Your home can be the source of family fights
For most middle-class families, the primary home is the most valuable asset in their estate as your retirement funds fall outside of your estate. It is fairly common for parents to leave the family home to their children. Yet without a properly constructed will, this legacy could create a financial nightmare.
The first question is whether the property is yours to bequeath to your children. There are many cases where spouses may be separated but not divorced. In this case the marriage regime would still apply.
For example, if the deceased was married in community of property, the surviving spouse effectively owns half the property and only the half that belongs to the deceased can be bequeathed to the children.
If the property is not sold it must be transferred into the heir’s name. If you plan on bequeathing the property, do you leave the property to one child or share it equally among all children? This is an important conversation to have with your children now to avoid family fights later on.
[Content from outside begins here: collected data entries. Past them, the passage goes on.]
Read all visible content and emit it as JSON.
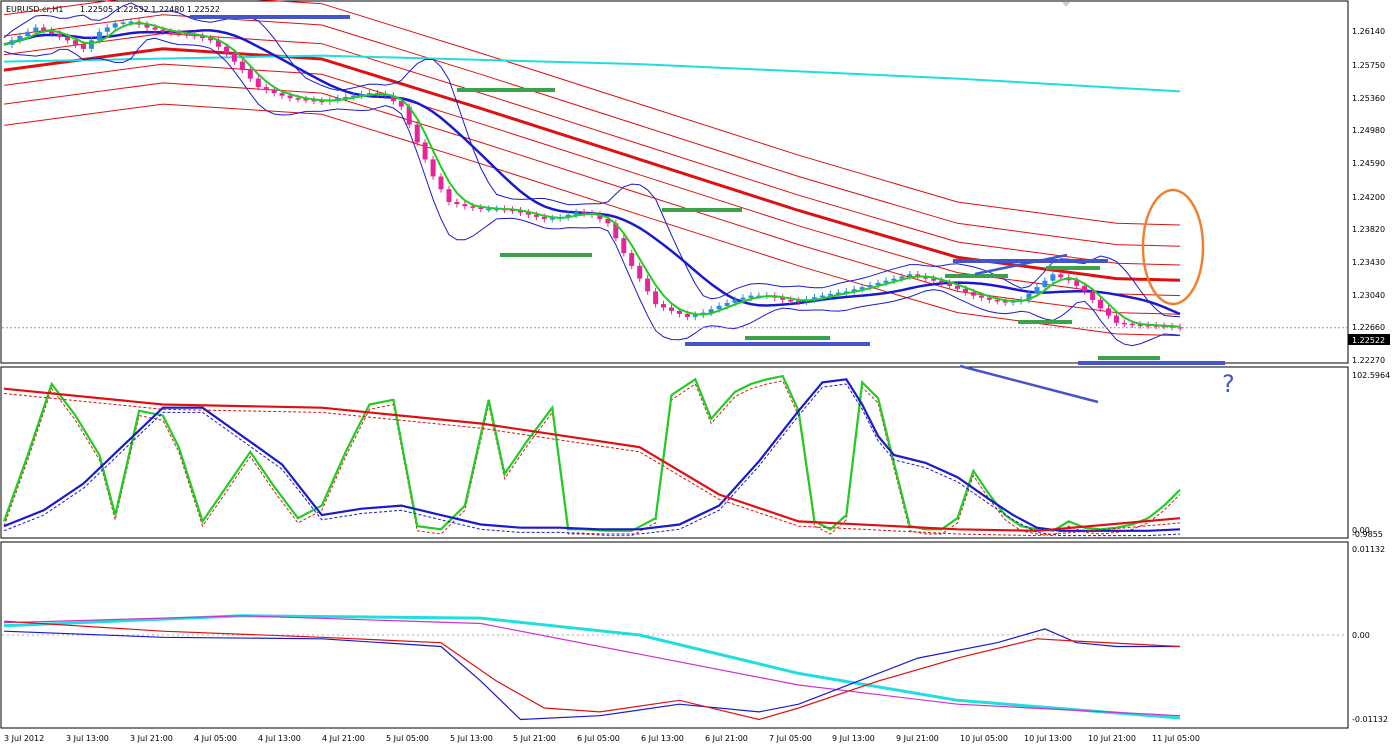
{
  "header": {
    "symbol": "EURUSD.cr,H1",
    "ohlc": "1.22505 1.22532 1.22480 1.22522"
  },
  "main_panel": {
    "price_ticks": [
      "1.26140",
      "1.25750",
      "1.25360",
      "1.24980",
      "1.24590",
      "1.24200",
      "1.23820",
      "1.23430",
      "1.23040",
      "1.22660",
      "1.22270"
    ],
    "current_price": "1.22522"
  },
  "osc_panel": {
    "max_label": "102.5964",
    "min_labels": [
      "0.00",
      "-0.9855"
    ]
  },
  "macd_panel": {
    "ticks": [
      "0.01132",
      "0.00",
      "-0.01132"
    ]
  },
  "time_axis": [
    "3 Jul 2012",
    "3 Jul 13:00",
    "3 Jul 21:00",
    "4 Jul 05:00",
    "4 Jul 13:00",
    "4 Jul 21:00",
    "5 Jul 05:00",
    "5 Jul 13:00",
    "5 Jul 21:00",
    "6 Jul 05:00",
    "6 Jul 13:00",
    "6 Jul 21:00",
    "7 Jul 05:00",
    "9 Jul 13:00",
    "9 Jul 21:00",
    "10 Jul 05:00",
    "10 Jul 13:00",
    "10 Jul 21:00",
    "11 Jul 05:00"
  ],
  "annotations": {
    "question_mark": "?"
  },
  "colors": {
    "bull": "#2f8be0",
    "bear": "#e8249a",
    "green": "#22cc22",
    "blue": "#1a1acc",
    "red": "#dd1111",
    "cyan": "#22dddd",
    "magenta": "#cc33cc",
    "annot_green": "#3aa24a",
    "annot_blue": "#4455cc",
    "orange": "#f08030"
  },
  "chart_data": [
    {
      "type": "candlestick",
      "panel": "price",
      "title": "EURUSD.cr,H1",
      "ylim": [
        1.2212,
        1.2635
      ],
      "x_categories": [
        "3 Jul 2012",
        "3 Jul 13:00",
        "3 Jul 21:00",
        "4 Jul 05:00",
        "4 Jul 13:00",
        "4 Jul 21:00",
        "5 Jul 05:00",
        "5 Jul 13:00",
        "5 Jul 21:00",
        "6 Jul 05:00",
        "6 Jul 13:00",
        "6 Jul 21:00",
        "7 Jul 05:00",
        "9 Jul 13:00",
        "9 Jul 21:00",
        "10 Jul 05:00",
        "10 Jul 13:00",
        "10 Jul 21:00",
        "11 Jul 05:00"
      ],
      "close_path": [
        [
          0,
          1.2585
        ],
        [
          2,
          1.2595
        ],
        [
          4,
          1.2605
        ],
        [
          6,
          1.2598
        ],
        [
          8,
          1.259
        ],
        [
          10,
          1.258
        ],
        [
          12,
          1.26
        ],
        [
          14,
          1.261
        ],
        [
          16,
          1.2612
        ],
        [
          18,
          1.2605
        ],
        [
          20,
          1.26
        ],
        [
          22,
          1.2598
        ],
        [
          24,
          1.2595
        ],
        [
          26,
          1.259
        ],
        [
          28,
          1.2575
        ],
        [
          30,
          1.2555
        ],
        [
          32,
          1.2535
        ],
        [
          34,
          1.2528
        ],
        [
          36,
          1.2522
        ],
        [
          38,
          1.252
        ],
        [
          40,
          1.2518
        ],
        [
          42,
          1.2522
        ],
        [
          44,
          1.2525
        ],
        [
          46,
          1.2528
        ],
        [
          48,
          1.2525
        ],
        [
          50,
          1.2512
        ],
        [
          52,
          1.247
        ],
        [
          54,
          1.243
        ],
        [
          56,
          1.24
        ],
        [
          58,
          1.2395
        ],
        [
          60,
          1.2392
        ],
        [
          62,
          1.2392
        ],
        [
          64,
          1.239
        ],
        [
          66,
          1.2385
        ],
        [
          68,
          1.238
        ],
        [
          70,
          1.2382
        ],
        [
          72,
          1.2388
        ],
        [
          74,
          1.2385
        ],
        [
          76,
          1.2375
        ],
        [
          78,
          1.234
        ],
        [
          80,
          1.231
        ],
        [
          82,
          1.228
        ],
        [
          84,
          1.2272
        ],
        [
          86,
          1.2265
        ],
        [
          88,
          1.227
        ],
        [
          90,
          1.2278
        ],
        [
          92,
          1.2285
        ],
        [
          94,
          1.229
        ],
        [
          96,
          1.229
        ],
        [
          98,
          1.2285
        ],
        [
          100,
          1.2283
        ],
        [
          102,
          1.2288
        ],
        [
          104,
          1.2292
        ],
        [
          106,
          1.2295
        ],
        [
          108,
          1.23
        ],
        [
          110,
          1.2305
        ],
        [
          112,
          1.231
        ],
        [
          114,
          1.2315
        ],
        [
          116,
          1.231
        ],
        [
          118,
          1.2305
        ],
        [
          120,
          1.2298
        ],
        [
          122,
          1.229
        ],
        [
          124,
          1.2285
        ],
        [
          126,
          1.2282
        ],
        [
          128,
          1.2285
        ],
        [
          130,
          1.23
        ],
        [
          132,
          1.2315
        ],
        [
          134,
          1.2308
        ],
        [
          136,
          1.2295
        ],
        [
          138,
          1.2275
        ],
        [
          140,
          1.2258
        ],
        [
          142,
          1.2256
        ],
        [
          144,
          1.2255
        ],
        [
          146,
          1.2254
        ],
        [
          148,
          1.2252
        ]
      ],
      "last_close": 1.22522
    },
    {
      "type": "line",
      "panel": "stochastic-oscillator",
      "ylim": [
        0,
        102.5964
      ],
      "series": [
        {
          "key": "green",
          "values": [
            [
              0,
              8
            ],
            [
              3,
              50
            ],
            [
              6,
              95
            ],
            [
              9,
              75
            ],
            [
              12,
              50
            ],
            [
              14,
              12
            ],
            [
              17,
              78
            ],
            [
              20,
              75
            ],
            [
              22,
              55
            ],
            [
              25,
              8
            ],
            [
              28,
              30
            ],
            [
              31,
              52
            ],
            [
              34,
              30
            ],
            [
              37,
              10
            ],
            [
              40,
              18
            ],
            [
              43,
              52
            ],
            [
              46,
              82
            ],
            [
              49,
              85
            ],
            [
              52,
              5
            ],
            [
              55,
              3
            ],
            [
              58,
              18
            ],
            [
              61,
              85
            ],
            [
              63,
              38
            ],
            [
              66,
              60
            ],
            [
              69,
              80
            ],
            [
              71,
              3
            ],
            [
              73,
              3
            ],
            [
              76,
              2
            ],
            [
              79,
              2
            ],
            [
              82,
              10
            ],
            [
              84,
              88
            ],
            [
              87,
              98
            ],
            [
              89,
              73
            ],
            [
              92,
              90
            ],
            [
              94,
              95
            ],
            [
              96,
              98
            ],
            [
              98,
              100
            ],
            [
              100,
              78
            ],
            [
              102,
              8
            ],
            [
              104,
              3
            ],
            [
              106,
              12
            ],
            [
              108,
              96
            ],
            [
              110,
              86
            ],
            [
              112,
              45
            ],
            [
              114,
              5
            ],
            [
              116,
              3
            ],
            [
              118,
              3
            ],
            [
              120,
              10
            ],
            [
              122,
              40
            ],
            [
              124,
              25
            ],
            [
              126,
              12
            ],
            [
              128,
              5
            ],
            [
              130,
              3
            ],
            [
              132,
              2
            ],
            [
              134,
              8
            ],
            [
              136,
              4
            ],
            [
              138,
              3
            ],
            [
              140,
              4
            ],
            [
              142,
              6
            ],
            [
              144,
              10
            ],
            [
              146,
              18
            ],
            [
              148,
              28
            ]
          ]
        },
        {
          "key": "blue",
          "values": [
            [
              0,
              5
            ],
            [
              5,
              15
            ],
            [
              10,
              32
            ],
            [
              15,
              56
            ],
            [
              20,
              80
            ],
            [
              25,
              80
            ],
            [
              30,
              62
            ],
            [
              35,
              44
            ],
            [
              40,
              12
            ],
            [
              45,
              16
            ],
            [
              50,
              18
            ],
            [
              55,
              12
            ],
            [
              60,
              6
            ],
            [
              65,
              4
            ],
            [
              70,
              4
            ],
            [
              75,
              3
            ],
            [
              80,
              3
            ],
            [
              85,
              6
            ],
            [
              90,
              18
            ],
            [
              95,
              46
            ],
            [
              100,
              78
            ],
            [
              103,
              96
            ],
            [
              106,
              98
            ],
            [
              108,
              82
            ],
            [
              110,
              62
            ],
            [
              112,
              50
            ],
            [
              116,
              45
            ],
            [
              120,
              36
            ],
            [
              124,
              22
            ],
            [
              127,
              12
            ],
            [
              130,
              4
            ],
            [
              133,
              2
            ],
            [
              136,
              2
            ],
            [
              140,
              2
            ],
            [
              144,
              2
            ],
            [
              148,
              3
            ]
          ]
        },
        {
          "key": "red",
          "values": [
            [
              0,
              92
            ],
            [
              20,
              82
            ],
            [
              40,
              80
            ],
            [
              60,
              70
            ],
            [
              80,
              55
            ],
            [
              90,
              25
            ],
            [
              100,
              8
            ],
            [
              120,
              3
            ],
            [
              130,
              2
            ],
            [
              148,
              10
            ]
          ]
        }
      ]
    },
    {
      "type": "line",
      "panel": "macd",
      "ylim": [
        -0.01132,
        0.01132
      ],
      "series": [
        {
          "key": "cyan",
          "values": [
            [
              0,
              0.0012
            ],
            [
              30,
              0.0025
            ],
            [
              60,
              0.0022
            ],
            [
              80,
              0.0
            ],
            [
              100,
              -0.005
            ],
            [
              120,
              -0.0085
            ],
            [
              148,
              -0.0108
            ]
          ]
        },
        {
          "key": "magenta",
          "values": [
            [
              0,
              0.0016
            ],
            [
              30,
              0.0025
            ],
            [
              60,
              0.0015
            ],
            [
              80,
              -0.0025
            ],
            [
              100,
              -0.0065
            ],
            [
              120,
              -0.009
            ],
            [
              148,
              -0.0105
            ]
          ]
        },
        {
          "key": "blue",
          "values": [
            [
              0,
              0.0005
            ],
            [
              20,
              -0.0003
            ],
            [
              40,
              -0.0005
            ],
            [
              55,
              -0.0015
            ],
            [
              60,
              -0.006
            ],
            [
              65,
              -0.011
            ],
            [
              75,
              -0.0105
            ],
            [
              85,
              -0.009
            ],
            [
              95,
              -0.01
            ],
            [
              100,
              -0.009
            ],
            [
              105,
              -0.007
            ],
            [
              115,
              -0.003
            ],
            [
              125,
              -0.001
            ],
            [
              131,
              0.0008
            ],
            [
              135,
              -0.001
            ],
            [
              140,
              -0.0015
            ],
            [
              148,
              -0.0015
            ]
          ]
        },
        {
          "key": "red",
          "values": [
            [
              0,
              0.0018
            ],
            [
              20,
              0.0005
            ],
            [
              40,
              -0.0003
            ],
            [
              55,
              -0.001
            ],
            [
              62,
              -0.006
            ],
            [
              68,
              -0.0095
            ],
            [
              75,
              -0.01
            ],
            [
              85,
              -0.0085
            ],
            [
              95,
              -0.011
            ],
            [
              100,
              -0.0095
            ],
            [
              110,
              -0.006
            ],
            [
              120,
              -0.003
            ],
            [
              130,
              -0.0005
            ],
            [
              135,
              -0.0008
            ],
            [
              148,
              -0.0015
            ]
          ]
        }
      ]
    }
  ]
}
What if one child wants to live in the property and another child wants to sell? Are all the children able to pay for the running costs or will it fall to only one child to pick up the bills?
Then there are costs to transfer the property. Can your children afford to pay for these expenses, or have you left enough liquidity, such as life cover, to provide for the costs?
It is worth having these conversations as a family. The last thing you want is a legacy to create financial complications for those you love. The best way to do that is to make sure you get that will in place.